If you want to make a good bottle of wine, then what characteristics are most important according to this analysis? Have your conclusions changed using Hierarchical clustering rather than k means clustering? Present any figures that assist you in your analysis.
dwine <- dist(Wine, method = "euclidean")
hclust_wine <- hclust(dwine, method = "complete" )
plot(hclust_wine, cex = 0.6, hang = -1)
sub_group <- cutree(hclust_wine, k = 3)
library(dplyr)
Wine_data %>%
mutate(cluster_Hi = sub_group) %>%
group_by(cluster_Hi) %>%
summarise_all("mean")
## # A tibble: 3 x 13
## cluster_Hi fixed.acidity volatile.acidity citric.acid residual.sugar
## <int> <dbl> <dbl> <dbl> <dbl>
## 1 1 8.32 0.529 0.269 2.45
## 2 2 8.45 0.465 0.880 2.60
## 3 3 8.52 0.398 0.421 11.8
## # ... with 8 more variables: chlorides <dbl>, free.sulfur.dioxide <dbl>,
## # total.sulfur.dioxide <dbl>, density <dbl>, pH <dbl>, sulphates <dbl>,
## # alcohol <dbl>, quality <dbl>
plot(hclust_wine, cex = 0.6)
rect.hclust(hclust_wine, k = 3, border = 1:2)
library(factoextra)
fviz_cluster(list(data = Wine, cluster = sub_group))

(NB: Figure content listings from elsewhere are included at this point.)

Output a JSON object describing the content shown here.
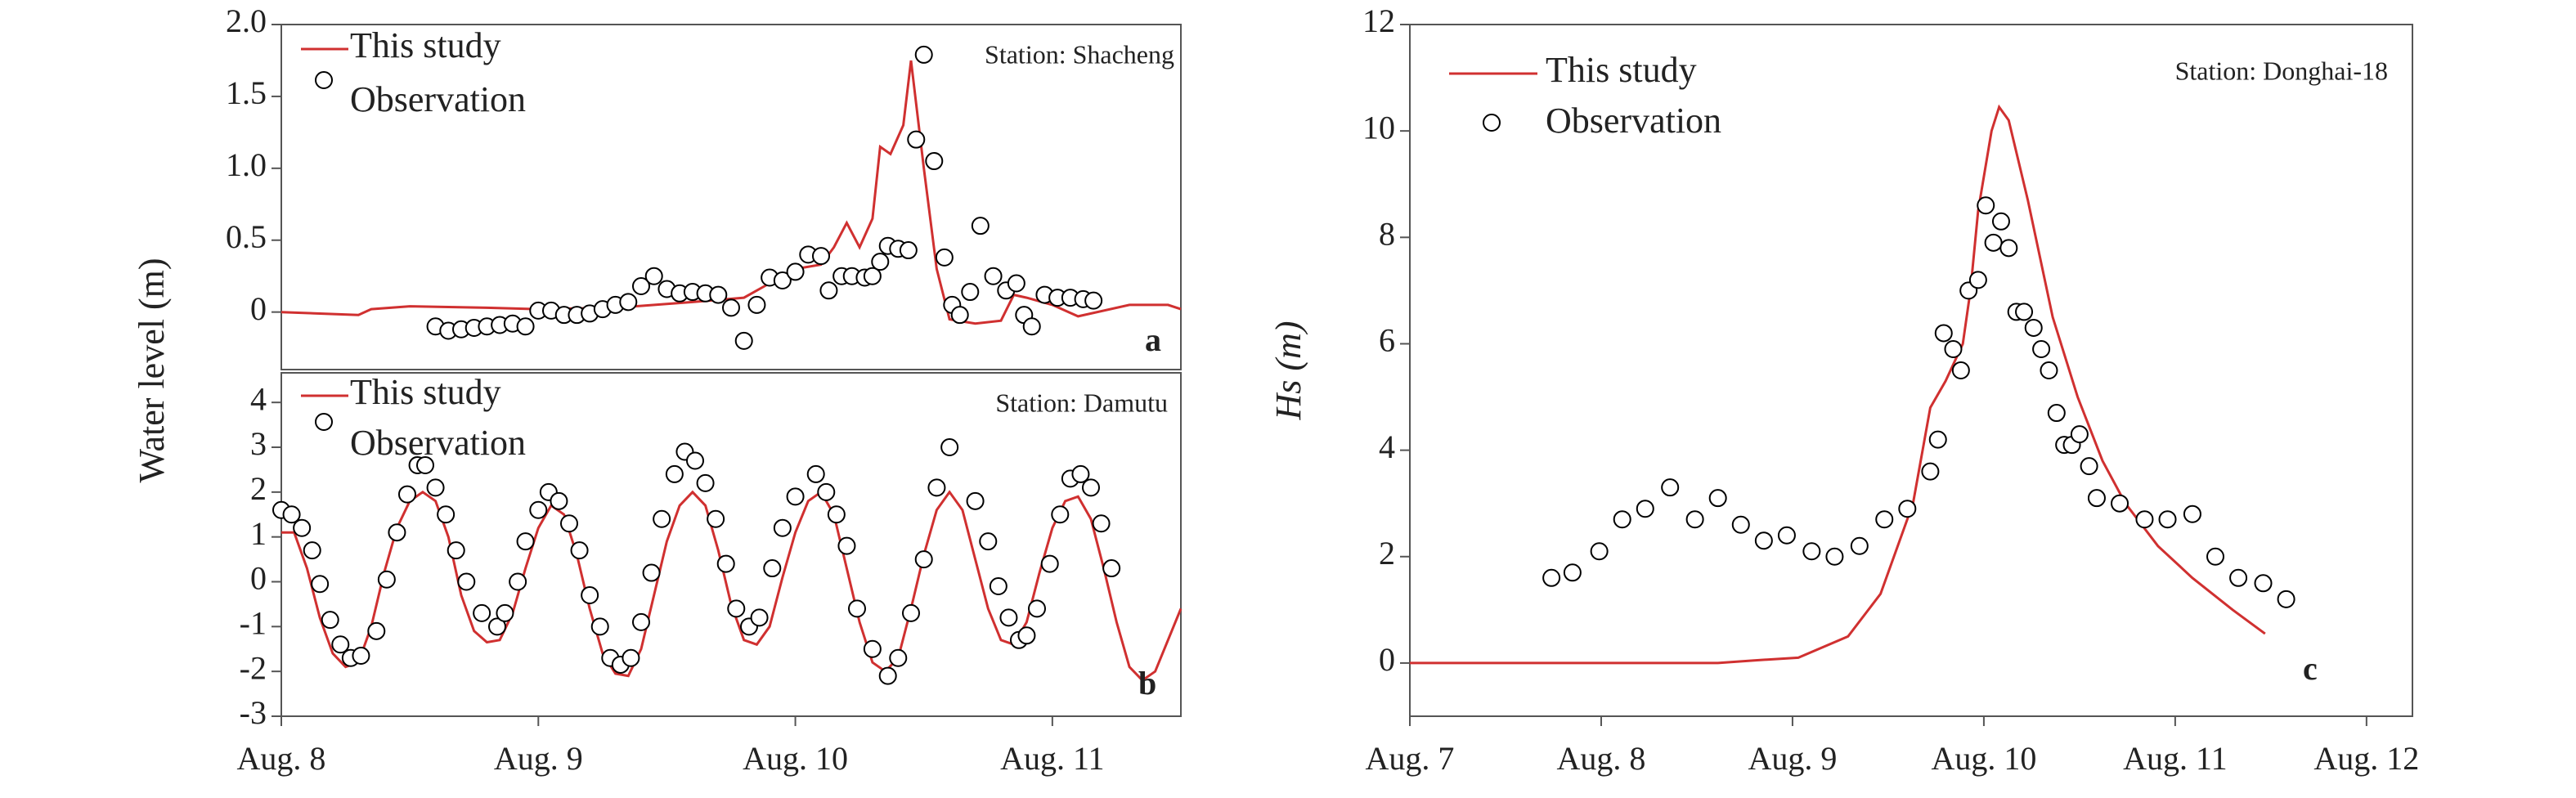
{
  "chart_data": [
    {
      "type": "line",
      "annotation": "Station: Shacheng",
      "panel_label": "a",
      "ylabel": "Water level (m)",
      "xlim": [
        8,
        11.5
      ],
      "ylim": [
        -0.4,
        2.0
      ],
      "yticks": [
        0,
        0.5,
        {
          "value": 1,
          "label": "1.0"
        },
        1.5,
        {
          "value": 2,
          "label": "2.0"
        }
      ],
      "series": [
        {
          "name": "This study",
          "type": "line",
          "color": "#d03030",
          "x": [
            8.0,
            8.3,
            8.35,
            8.5,
            8.8,
            9.0,
            9.3,
            9.6,
            9.8,
            9.9,
            10.0,
            10.1,
            10.15,
            10.2,
            10.25,
            10.3,
            10.33,
            10.37,
            10.42,
            10.45,
            10.5,
            10.55,
            10.6,
            10.7,
            10.8,
            10.85,
            10.9,
            11.0,
            11.1,
            11.3,
            11.45,
            11.5
          ],
          "values": [
            0,
            -0.02,
            0.02,
            0.04,
            0.03,
            0.02,
            0.03,
            0.07,
            0.1,
            0.2,
            0.3,
            0.33,
            0.45,
            0.62,
            0.45,
            0.65,
            1.15,
            1.1,
            1.3,
            1.75,
            1.0,
            0.3,
            -0.05,
            -0.08,
            -0.06,
            0.12,
            0.1,
            0.05,
            -0.03,
            0.05,
            0.05,
            0.02
          ]
        },
        {
          "name": "Observation",
          "type": "scatter",
          "color": "#000000",
          "x": [
            8.6,
            8.65,
            8.7,
            8.75,
            8.8,
            8.85,
            8.9,
            8.95,
            9.0,
            9.05,
            9.1,
            9.15,
            9.2,
            9.25,
            9.3,
            9.35,
            9.4,
            9.45,
            9.5,
            9.55,
            9.6,
            9.65,
            9.7,
            9.75,
            9.8,
            9.85,
            9.9,
            9.95,
            10.0,
            10.05,
            10.1,
            10.13,
            10.18,
            10.22,
            10.27,
            10.3,
            10.33,
            10.36,
            10.4,
            10.44,
            10.47,
            10.5,
            10.54,
            10.58,
            10.61,
            10.64,
            10.68,
            10.72,
            10.77,
            10.82,
            10.86,
            10.89,
            10.92,
            10.97,
            11.02,
            11.07,
            11.12,
            11.16
          ],
          "values": [
            -0.1,
            -0.13,
            -0.12,
            -0.11,
            -0.1,
            -0.09,
            -0.08,
            -0.1,
            0.01,
            0.01,
            -0.02,
            -0.02,
            -0.01,
            0.02,
            0.05,
            0.07,
            0.18,
            0.25,
            0.16,
            0.13,
            0.14,
            0.13,
            0.12,
            0.03,
            -0.2,
            0.05,
            0.24,
            0.22,
            0.28,
            0.4,
            0.39,
            0.15,
            0.25,
            0.25,
            0.24,
            0.25,
            0.35,
            0.46,
            0.44,
            0.43,
            1.2,
            1.79,
            1.05,
            0.38,
            0.05,
            -0.02,
            0.14,
            0.6,
            0.25,
            0.15,
            0.2,
            -0.02,
            -0.1,
            0.12,
            0.1,
            0.1,
            0.09,
            0.08
          ]
        }
      ]
    },
    {
      "type": "line",
      "annotation": "Station: Damutu",
      "panel_label": "b",
      "xlim": [
        8,
        11.5
      ],
      "ylim": [
        -3,
        4.66
      ],
      "xticks": [
        {
          "value": 8,
          "label": "Aug. 8"
        },
        {
          "value": 9,
          "label": "Aug. 9"
        },
        {
          "value": 10,
          "label": "Aug. 10"
        },
        {
          "value": 11,
          "label": "Aug. 11"
        }
      ],
      "yticks": [
        -3,
        -2,
        -1,
        0,
        1,
        2,
        3,
        4
      ],
      "series": [
        {
          "name": "This study",
          "type": "line",
          "color": "#d03030",
          "x": [
            8.0,
            8.05,
            8.1,
            8.15,
            8.2,
            8.25,
            8.3,
            8.35,
            8.4,
            8.45,
            8.5,
            8.55,
            8.6,
            8.65,
            8.7,
            8.75,
            8.8,
            8.85,
            8.9,
            8.95,
            9.0,
            9.05,
            9.1,
            9.15,
            9.2,
            9.25,
            9.3,
            9.35,
            9.4,
            9.45,
            9.5,
            9.55,
            9.6,
            9.65,
            9.7,
            9.75,
            9.8,
            9.85,
            9.9,
            9.95,
            10.0,
            10.05,
            10.1,
            10.15,
            10.2,
            10.25,
            10.3,
            10.35,
            10.4,
            10.45,
            10.5,
            10.55,
            10.6,
            10.65,
            10.7,
            10.75,
            10.8,
            10.85,
            10.9,
            10.95,
            11.0,
            11.05,
            11.1,
            11.15,
            11.2,
            11.25,
            11.3,
            11.35,
            11.4,
            11.45,
            11.5
          ],
          "values": [
            1.1,
            1.1,
            0.3,
            -0.8,
            -1.6,
            -1.9,
            -1.8,
            -1.0,
            0.2,
            1.2,
            1.8,
            2.0,
            1.8,
            1.0,
            -0.3,
            -1.1,
            -1.35,
            -1.3,
            -0.7,
            0.3,
            1.2,
            1.7,
            1.5,
            0.6,
            -0.6,
            -1.6,
            -2.05,
            -2.1,
            -1.5,
            -0.3,
            0.9,
            1.7,
            2.0,
            1.7,
            0.7,
            -0.5,
            -1.3,
            -1.4,
            -1.0,
            0.1,
            1.1,
            1.8,
            2.0,
            1.5,
            0.3,
            -0.9,
            -1.8,
            -2.0,
            -1.7,
            -0.6,
            0.6,
            1.6,
            2.0,
            1.6,
            0.5,
            -0.6,
            -1.3,
            -1.4,
            -0.9,
            0.2,
            1.2,
            1.8,
            1.9,
            1.4,
            0.3,
            -0.9,
            -1.9,
            -2.2,
            -2.0,
            -1.3,
            -0.6
          ]
        },
        {
          "name": "Observation",
          "type": "scatter",
          "color": "#000000",
          "x": [
            8.0,
            8.04,
            8.08,
            8.12,
            8.15,
            8.19,
            8.23,
            8.27,
            8.31,
            8.37,
            8.41,
            8.45,
            8.49,
            8.53,
            8.56,
            8.6,
            8.64,
            8.68,
            8.72,
            8.78,
            8.84,
            8.87,
            8.92,
            8.95,
            9.0,
            9.04,
            9.08,
            9.12,
            9.16,
            9.2,
            9.24,
            9.28,
            9.32,
            9.36,
            9.4,
            9.44,
            9.48,
            9.53,
            9.57,
            9.61,
            9.65,
            9.69,
            9.73,
            9.77,
            9.82,
            9.86,
            9.91,
            9.95,
            10.0,
            10.08,
            10.12,
            10.16,
            10.2,
            10.24,
            10.3,
            10.36,
            10.4,
            10.45,
            10.5,
            10.55,
            10.6,
            10.7,
            10.75,
            10.79,
            10.83,
            10.87,
            10.9,
            10.94,
            10.99,
            11.03,
            11.07,
            11.11,
            11.15,
            11.19,
            11.23
          ],
          "values": [
            1.6,
            1.5,
            1.2,
            0.7,
            -0.05,
            -0.85,
            -1.4,
            -1.7,
            -1.65,
            -1.1,
            0.05,
            1.1,
            1.95,
            2.6,
            2.6,
            2.1,
            1.5,
            0.7,
            0.0,
            -0.7,
            -1.0,
            -0.7,
            0.0,
            0.9,
            1.6,
            2.0,
            1.8,
            1.3,
            0.7,
            -0.3,
            -1.0,
            -1.7,
            -1.85,
            -1.7,
            -0.9,
            0.2,
            1.4,
            2.4,
            2.9,
            2.7,
            2.2,
            1.4,
            0.4,
            -0.6,
            -1.0,
            -0.8,
            0.3,
            1.2,
            1.9,
            2.4,
            2.0,
            1.5,
            0.8,
            -0.6,
            -1.5,
            -2.1,
            -1.7,
            -0.7,
            0.5,
            2.1,
            3.0,
            1.8,
            0.9,
            -0.1,
            -0.8,
            -1.3,
            -1.2,
            -0.6,
            0.4,
            1.5,
            2.3,
            2.4,
            2.1,
            1.3,
            0.3
          ]
        }
      ]
    },
    {
      "type": "line",
      "annotation": "Station: Donghai-18",
      "panel_label": "c",
      "ylabel": "Hs (m)",
      "xlim": [
        7,
        12.24
      ],
      "ylim": [
        -1,
        12
      ],
      "xticks": [
        {
          "value": 7,
          "label": "Aug. 7"
        },
        {
          "value": 8,
          "label": "Aug. 8"
        },
        {
          "value": 9,
          "label": "Aug. 9"
        },
        {
          "value": 10,
          "label": "Aug. 10"
        },
        {
          "value": 11,
          "label": "Aug. 11"
        },
        {
          "value": 12,
          "label": "Aug. 12"
        }
      ],
      "yticks": [
        0,
        2,
        4,
        6,
        8,
        10,
        12
      ],
      "series": [
        {
          "name": "This study",
          "type": "line",
          "color": "#d03030",
          "x": [
            7.0,
            8.0,
            8.61,
            8.8,
            9.03,
            9.29,
            9.46,
            9.63,
            9.72,
            9.8,
            9.89,
            9.93,
            9.97,
            10.04,
            10.08,
            10.13,
            10.23,
            10.36,
            10.49,
            10.62,
            10.74,
            10.91,
            11.09,
            11.3,
            11.47
          ],
          "values": [
            0,
            0,
            0,
            0.05,
            0.1,
            0.5,
            1.3,
            3.0,
            4.8,
            5.3,
            6.0,
            7.0,
            8.5,
            10.0,
            10.45,
            10.2,
            8.7,
            6.5,
            5.0,
            3.8,
            3.0,
            2.2,
            1.6,
            1.0,
            0.55
          ]
        },
        {
          "name": "Observation",
          "type": "scatter",
          "color": "#000000",
          "x": [
            7.74,
            7.85,
            7.99,
            8.11,
            8.23,
            8.36,
            8.49,
            8.61,
            8.73,
            8.85,
            8.97,
            9.1,
            9.22,
            9.35,
            9.48,
            9.6,
            9.72,
            9.76,
            9.79,
            9.84,
            9.88,
            9.92,
            9.97,
            10.01,
            10.05,
            10.09,
            10.13,
            10.17,
            10.21,
            10.26,
            10.3,
            10.34,
            10.38,
            10.42,
            10.46,
            10.5,
            10.55,
            10.59,
            10.71,
            10.84,
            10.96,
            11.09,
            11.21,
            11.33,
            11.46,
            11.58
          ],
          "values": [
            1.6,
            1.7,
            2.1,
            2.7,
            2.9,
            3.3,
            2.7,
            3.1,
            2.6,
            2.3,
            2.4,
            2.1,
            2.0,
            2.2,
            2.7,
            2.9,
            3.6,
            4.2,
            6.2,
            5.9,
            5.5,
            7.0,
            7.2,
            8.6,
            7.9,
            8.3,
            7.8,
            6.6,
            6.6,
            6.3,
            5.9,
            5.5,
            4.7,
            4.1,
            4.1,
            4.3,
            3.7,
            3.1,
            3.0,
            2.7,
            2.7,
            2.8,
            2.0,
            1.6,
            1.5,
            1.2
          ]
        }
      ]
    }
  ]
}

###The variables that cluster with higher values of wine quality includes:"alcohol", "total.sulfur.dioxide", "free.sulfur.dioxide", "residual.sugar", "citric.acid".

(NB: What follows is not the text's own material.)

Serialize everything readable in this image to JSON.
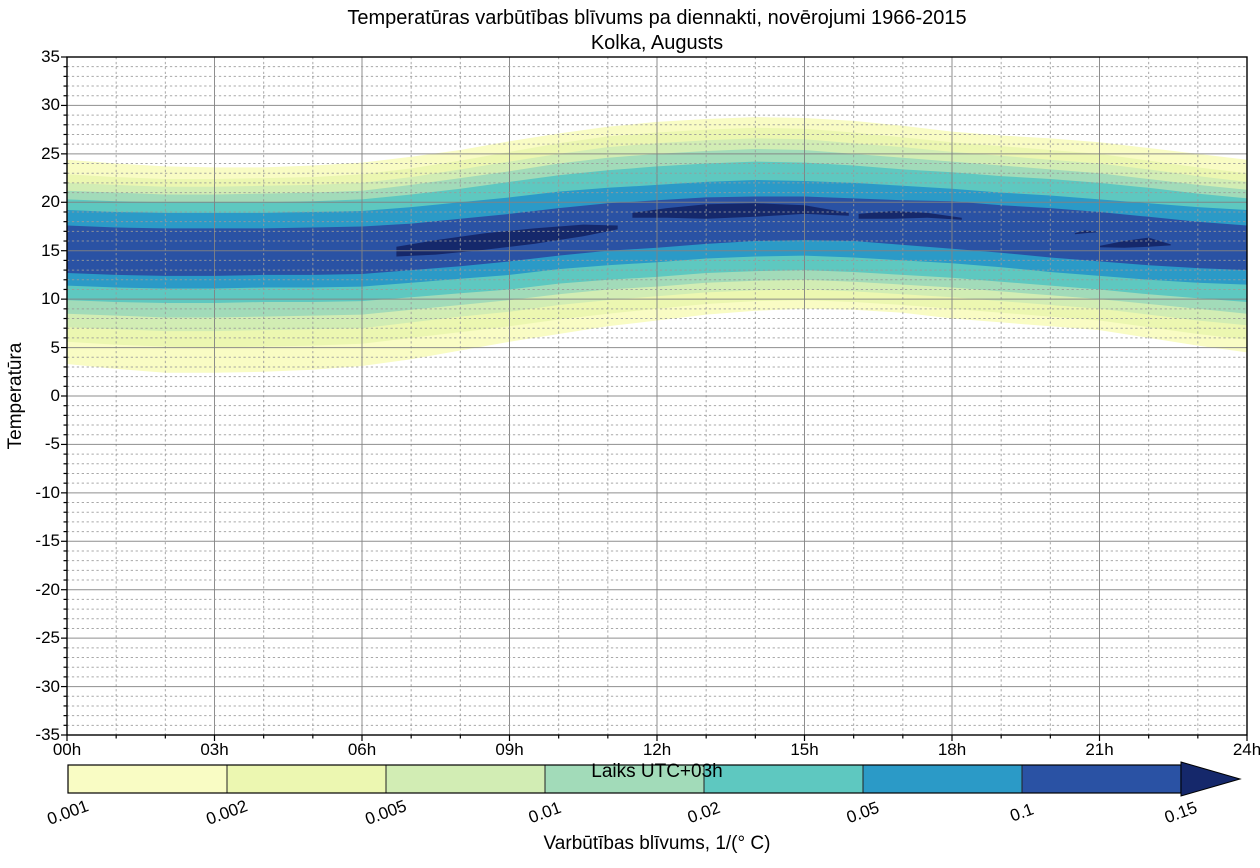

###The variables that cluster with lower values of wine quality includes:"sulphates", "sulphates", "PH", "density", "chlorides", "volatile.acidity", "fixed.acidity".
###If I want to make a good bottle of wine, then the most important characteristics which can reflect the differnce between quanlities are "total.sulfur.dioxide", "free.sulfur.dioxide", "alcohol","free.sulfur.dioxide".
pr.out_wine=prcomp(Wine, scale=TRUE)
biplot(pr.out_wine, scale=0)
pr.out_wine$rotation=-pr.out_wine$rotation
pr.out_wine$x=-pr.out_wine$x
biplot(pr.out_wine, scale=0)
pr.var_wine=pr.out_wine$sdev^2
pve_wine=pr.var_wine/sum(pr.var_wine)
plot(pve_wine, xlab="Principal Component", ylab="Proportion of Variance Explained", ylim=c(0,1),
type="b")
plot(cumsum(pve_wine), xlab="Principal Component", ylab="Cumulative Proportion of Variance Explained",
ylim=c(0,1),type="b")
###There are almost 40% variation explained by the first two principal components.